Mainland poke chains often trade in stereotypical Hawaiian imagery—hula dancers, surfboards, shaka signs—and tend to use ingredients that have little to do with the traditional Hawaiian preparation: mango, asparagus, pineapple, or, at Aloha Poke Co., yuzu ranch dressing. (“Honestly, the poke is really frightening in other places,” Niheu said in her Facebook video.) In 2017, Business Insider called poke the “next phenomenon in fast-casual food.”

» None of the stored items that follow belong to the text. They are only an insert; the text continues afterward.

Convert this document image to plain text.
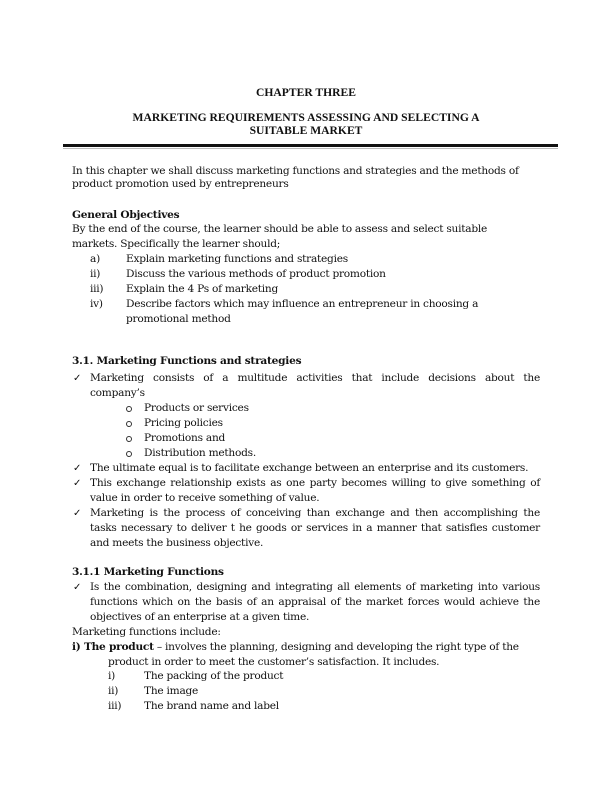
CHAPTER THREE
MARKETING REQUIREMENTS ASSESSING AND SELECTING A
SUITABLE MARKET
In this chapter we shall discuss marketing functions and strategies and the methods of
product promotion used by entrepreneurs
General Objectives
By the end of the course, the learner should be able to assess and select suitable
markets. Specifically the learner should;
a) Explain marketing functions and strategies
ii) Discuss the various methods of product promotion
iii) Explain the 4 Ps of marketing
iv) Describe factors which may influence an entrepreneur in choosing a
promotional method
3.1. Marketing Functions and strategies
✓ Marketing consists of a multitude activities that include decisions about the
company’s
Products or services
Pricing policies
Promotions and
Distribution methods.
✓ The ultimate equal is to facilitate exchange between an enterprise and its customers.
✓ This exchange relationship exists as one party becomes willing to give something of
value in order to receive something of value.
✓ Marketing is the process of conceiving than exchange and then accomplishing the
tasks necessary to deliver t he goods or services in a manner that satisfies customer
and meets the business objective.
3.1.1 Marketing Functions
✓ Is the combination, designing and integrating all elements of marketing into various
functions which on the basis of an appraisal of the market forces would achieve the
objectives of an enterprise at a given time.
Marketing functions include:
i) The product – involves the planning, designing and developing the right type of the
product in order to meet the customer’s satisfaction. It includes.
i)	The packing of the product
ii) The image
iii) The brand name and label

Aloha Poke Co. wrote that it intended merely to “celebrate Hawaiian culture and what makes it so wonderful.” But the brand’s corporate strong-arming has struck many observers as the most blatant kind of cultural appropriation—an effort not to celebrate another tradition but to own it.
For many native Hawaiians, Aloha Poke Co.’s actions also have a bitter resonance with their broader struggles to preserve their cultural autonomy within the United States, which some islanders still see as an occupying force.
Modern-day Hawaii has the nation’s highest rate of homelessness, while resorts exercise de-facto ownership over bigger and bigger tracts of property on the islands. As Niheu pointed out in her petition, Hawaiians, for nearly a century, until 1987, were forbidden from using their native language in schools.
To have a mainland corporation trademark native Hawaiians’ own words, in 2018, feels like more of the same silencing, but with an ironic twist: this time, their language is something to be commodified rather than erased.